P: O que devo fazer em caso de toma excessiva de Metacam (sobredosagem)?

A documentação oficial aconselha que, perante qualquer suspeita de sobredosagem, deve ser contactada assistência médica de emergência, como o Centro de Informação Antivenenos (CIAV) ou um serviço de urgência hospitalar.


P: Posso esmagar ou partir os comprimidos de Metacam para serem mais fáceis de engolir?

Para certos tipos de comprimidos de Metacam, como os comprimidos orodispersíveis, o rótulo oficial instrui explicitamente os doentes a não cortarem, esmagarem ou mastigarem o medicamento. Os doentes devem seguir as diretrizes de administração específicas fornecidas para a forma de medicamento que lhes foi prescrita.


P: Existem alimentos ou suplementos à base de plantas que interajam com o Metacam?

Os documentos oficiais focam-se nas interações com medicamentos sujeitos a receita médica. O rótulo não detalha especificamente interações com alimentos ou suplementos à base de plantas, mas o perfil de segurança global deve ser discutido com um profissional de saúde.


P: Qual é a diferença entre o Metacam e o Mobic?

O Mobic e o Metacam são ambos nomes comerciais registados de medicamentos. Os documentos oficiais indicam que o meloxicam é a substância ativa em ambos os produtos.


P: Como deve uma mulher grávida ou em período de amamentação utilizar o Metacam?

Os documentos regulamentares estabelecem que a utilização é proibida em mulheres grávidas a partir das 30 semanas de gestação. No caso de mulheres a amamentar, as informações oficiais indicam que os dados disponíveis sobre a presença do fármaco no leite humano são limitados ou inexistentes, podendo ser preferível a utilização de agentes alternativos durante a amamentação.

Como Metacam deve ser armazenado e descartado?

Conservação e Eliminação do Metacam

Os documentos regulamentares oficiais estabelecem condições específicas para o armazenamento dos produtos Metacam (meloxicam), de forma a garantir a estabilidade da substância ativa.

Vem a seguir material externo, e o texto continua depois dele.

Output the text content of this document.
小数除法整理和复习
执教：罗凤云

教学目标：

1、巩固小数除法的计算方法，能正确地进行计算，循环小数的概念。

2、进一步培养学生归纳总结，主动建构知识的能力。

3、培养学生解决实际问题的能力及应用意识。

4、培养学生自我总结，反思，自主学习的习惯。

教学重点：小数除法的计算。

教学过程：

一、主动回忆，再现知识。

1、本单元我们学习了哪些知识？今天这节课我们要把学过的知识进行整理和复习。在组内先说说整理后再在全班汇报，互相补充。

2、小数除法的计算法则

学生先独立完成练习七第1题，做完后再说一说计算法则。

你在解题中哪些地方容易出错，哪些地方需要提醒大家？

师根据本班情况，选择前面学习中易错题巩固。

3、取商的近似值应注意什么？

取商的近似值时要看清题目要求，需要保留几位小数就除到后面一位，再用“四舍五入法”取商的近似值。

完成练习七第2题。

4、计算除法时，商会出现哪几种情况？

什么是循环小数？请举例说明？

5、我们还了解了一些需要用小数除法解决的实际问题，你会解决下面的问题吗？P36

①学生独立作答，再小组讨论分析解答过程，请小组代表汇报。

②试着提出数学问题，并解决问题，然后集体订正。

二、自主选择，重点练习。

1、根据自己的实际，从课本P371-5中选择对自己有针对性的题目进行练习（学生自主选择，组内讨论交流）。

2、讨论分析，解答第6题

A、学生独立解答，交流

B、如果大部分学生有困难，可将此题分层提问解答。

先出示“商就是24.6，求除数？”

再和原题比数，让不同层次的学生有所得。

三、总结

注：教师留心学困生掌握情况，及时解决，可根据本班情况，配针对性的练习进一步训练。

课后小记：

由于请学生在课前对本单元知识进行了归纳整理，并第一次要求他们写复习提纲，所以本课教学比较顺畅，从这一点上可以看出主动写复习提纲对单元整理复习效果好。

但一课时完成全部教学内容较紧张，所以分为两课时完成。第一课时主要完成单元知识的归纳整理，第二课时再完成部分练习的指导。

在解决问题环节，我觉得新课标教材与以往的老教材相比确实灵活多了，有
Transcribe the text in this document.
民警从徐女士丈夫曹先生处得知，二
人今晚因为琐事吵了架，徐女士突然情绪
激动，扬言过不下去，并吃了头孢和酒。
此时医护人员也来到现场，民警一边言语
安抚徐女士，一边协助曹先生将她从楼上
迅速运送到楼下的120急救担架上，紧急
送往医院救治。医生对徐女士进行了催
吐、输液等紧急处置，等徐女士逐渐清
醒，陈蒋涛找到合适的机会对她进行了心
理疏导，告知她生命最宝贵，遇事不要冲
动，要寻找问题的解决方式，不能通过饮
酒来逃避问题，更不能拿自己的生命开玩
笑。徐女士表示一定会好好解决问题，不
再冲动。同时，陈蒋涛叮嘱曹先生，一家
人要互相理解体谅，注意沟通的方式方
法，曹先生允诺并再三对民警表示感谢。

Requisito Declaração Oficial
Temperatura Conservar a Temperatura Ambiente Controlada, entre 20°C e 25°C, sendo permitidas variações temporárias até 30°C. Alguns comprimidos requerem conservação abaixo de 25°C.
Manuseamento/Proteção Manter na embalagem de origem, devidamente fechada, para proteger da luz e da humidade excessiva.
Estabilidade O prazo de validade após a primeira abertura da suspensão oral multidose está geralmente limitado a 6 meses.
Segurança Manter fora da vista e do alcance das crianças e de animais de estimação.

Diretrizes de Eliminação

A eliminação de Metacam não utilizado ou fora do prazo de validade deve ser realizada de acordo com os requisitos locais. As orientações regulamentares proíbem a eliminação do medicamento através das águas residuais ou do lixo doméstico. Em vez disso, os doentes devem utilizar os sistemas nacionais de recolha ou esquemas de devolução designados para garantir um manuseamento ambiental seguro.

Atenção! Sempre consulte um médico ou farmacêutico antes de usar pílulas ou medicamentos.